Modern Classical

Quatuor Molinari: Reconstruction and Renewal in Continuity

by Alain Brunet

Dedicated to the late sociologist Guy Rocher, just a few days after the national funeral in which Quatuor Molinari: Reconstruction and Renewal in Continuity participated, this first concert of the ensemble’s season was given in a context of reconstruction and renewal in continuity.

Quatuor III (1994), for string quartet (Op. 30) by the late Bulgarian composer (naturalized French) André Boucourechliev (1925-1997). The piece comprises 6 different sections without a transition marked by a pause, different playing modes are put forward, the composer had bet on an open form where four randomly superimposed voices completed the framework. It starts with long and calm melodic lines with the bow, things then get more complicated, different motifs follow one another and overlap, an atonal explosion occurs, calm returns, the sounds become tenuous, crystalline, and bow strokes resume, and so on. This is a solid work for its time but which blends into the aesthetics of this same period, without really standing out from it.

Dmitri Shostakovich’s String Quartet No. 4 was composed in 1949 and premiered in 1953, coinciding with Stalin’s death, which was certainly not bad news for the composer, who had to live dangerously with his own modernity throughout the authoritarian leader’s reign.

This quartet was composed after the regime had dismissed him from his teaching position and banned the distribution of his modern works. Divided into 4 movements, was quartet no. 4 written out of fear of being too bold? Perhaps… because it seems that the modern components of the quartet are relatively tenuous, and the parts including popular or folkloric references (so dear to the Stalinist regime) often outweigh the modern materials of the work. In short, this “ambivalent” quartet remains excellent even if it is not my favorite of Shostakovich’s 15 string quartets, nevertheless very well performed by Molinari.

In the context of this concert, we will find more vigor and more adventure in this early work, Béla Bartók’s Quartet No. 1, inspired by an impossible love with the violinist Stefi Geyer, who inspired the piece. Constructed in 3 movements when the composer was only 27 years old, this visionary quartet carries the passion and the foundations of his own modernity, embodying his transition from previous eras to his own. The performance of Molinari seemed to me the best of this evening, the cohesion and eloquence of the individual and collective playing suggested an excellent season for this renewed formation.
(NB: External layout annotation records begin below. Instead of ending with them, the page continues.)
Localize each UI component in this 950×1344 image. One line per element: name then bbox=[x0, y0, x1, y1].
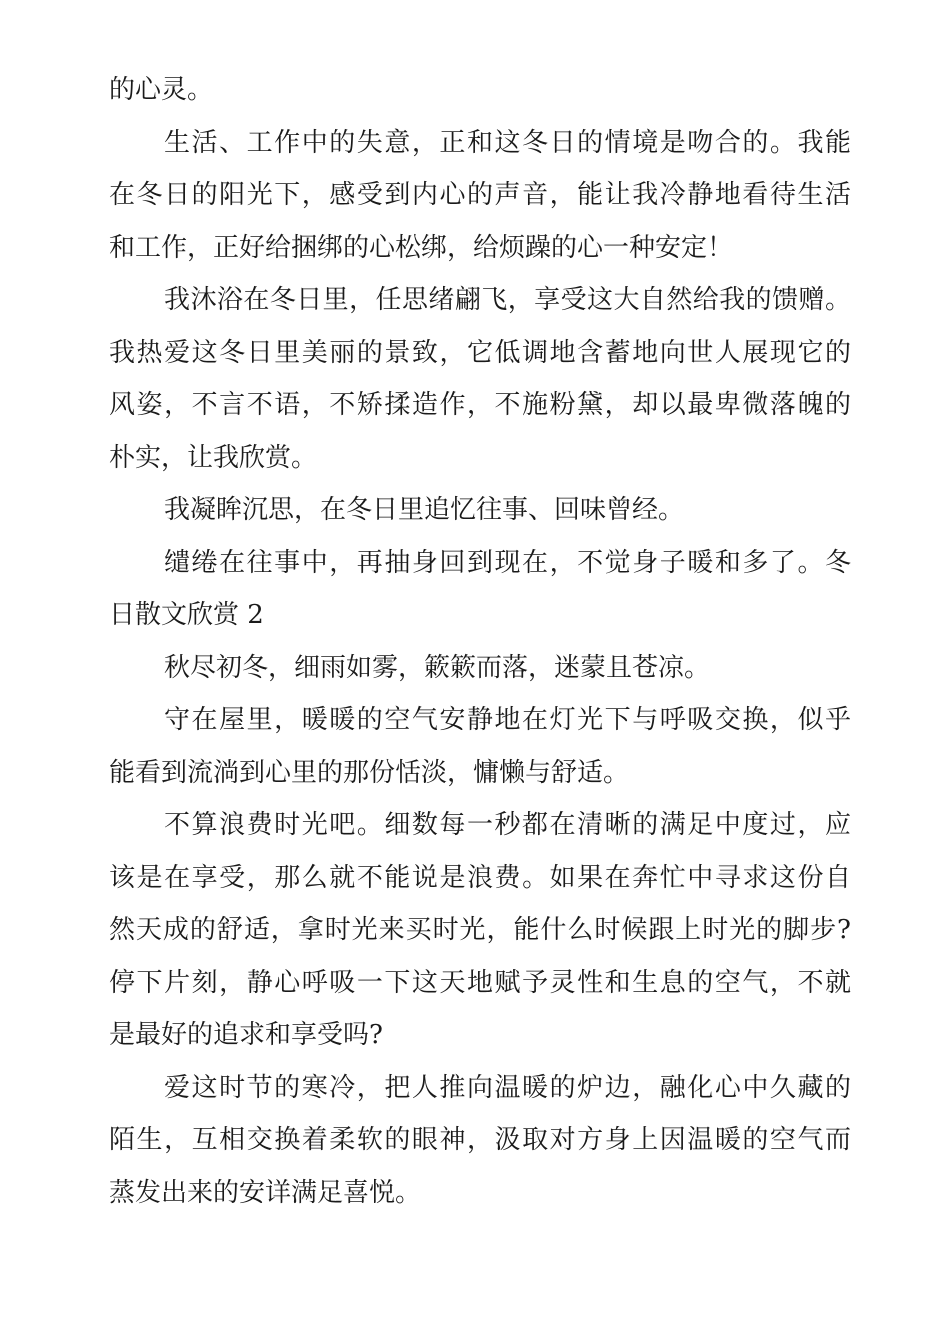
document-body bbox=[109, 64, 851, 1219]
text-line: 和工作，正好给捆绑的心松绑，给烦躁的心一种安定！ bbox=[109, 232, 734, 263]
text-line: 我热爱这冬日里美丽的景致，它低调地含蓄地向世人展现它的 bbox=[109, 337, 851, 368]
text-line: 守在屋里，暖暖的空气安静地在灯光下与呼吸交换，似乎 bbox=[164, 705, 851, 735]
text-line: 秋尽初冬，细雨如雾，簌簌而落，迷蒙且苍凉。 bbox=[164, 652, 711, 683]
text-line: 缱绻在往事中，再抽身回到现在，不觉身子暖和多了。冬 bbox=[164, 547, 851, 578]
text-line: 我凝眸沉思，在冬日里追忆往事、回味曾经。 bbox=[164, 495, 685, 525]
text-line: 风姿，不言不语，不矫揉造作，不施粉黛，却以最卑微落魄的 bbox=[109, 390, 851, 420]
text-line: 蒸发出来的安详满足喜悦。 bbox=[109, 1177, 422, 1208]
text-line: 日散文欣赏 2 bbox=[109, 600, 264, 630]
text-line: 朴实，让我欣赏。 bbox=[109, 442, 318, 473]
text-line: 我沐浴在冬日里，任思绪翩飞，享受这大自然给我的馈赠。 bbox=[164, 285, 851, 315]
text-line: 是最好的追求和享受吗? bbox=[109, 1020, 383, 1050]
text-line: 停下片刻，静心呼吸一下这天地赋予灵性和生息的空气，不就 bbox=[109, 967, 851, 998]
text-line: 生活、工作中的失意，正和这冬日的情境是吻合的。我能 bbox=[164, 127, 851, 158]
text-line: 陌生，互相交换着柔软的眼神，汲取对方身上因温暖的空气而 bbox=[109, 1125, 851, 1155]
text-line: 的心灵。 bbox=[109, 75, 214, 105]
text-line: 该是在享受，那么就不能说是浪费。如果在奔忙中寻求这份自 bbox=[109, 862, 851, 893]
text-line: 然天成的舒适，拿时光来买时光，能什么时候跟上时光的脚步? bbox=[109, 915, 851, 945]
text-line: 爱这时节的寒冷，把人推向温暖的炉边，融化心中久藏的 bbox=[164, 1072, 851, 1103]
text-line: 在冬日的阳光下，感受到内心的声音，能让我冷静地看待生活 bbox=[109, 180, 851, 210]
text-line: 能看到流淌到心里的那份恬淡，慵懒与舒适。 bbox=[109, 757, 630, 788]
text-line: 不算浪费时光吧。细数每一秒都在清晰的满足中度过，应 bbox=[164, 810, 851, 840]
Violist and chamber musician Cynthia Blanchon was indeed welcomed to Quatuor Molinari on Tuesday. The musician’s introduction was accompanied by the announcement of the revival of the complete 15 Shostakovich string quartets, which, let’s remember, had been canceled at the last minute last spring, due to the defection of Frédéric Lambert due to illness. From one work to the next, we saw the violist take her ease with the quartet, in all aspects of her playing. Establishing her personality as a performer within such an ensemble is not done with the snap of a finger, it goes without saying.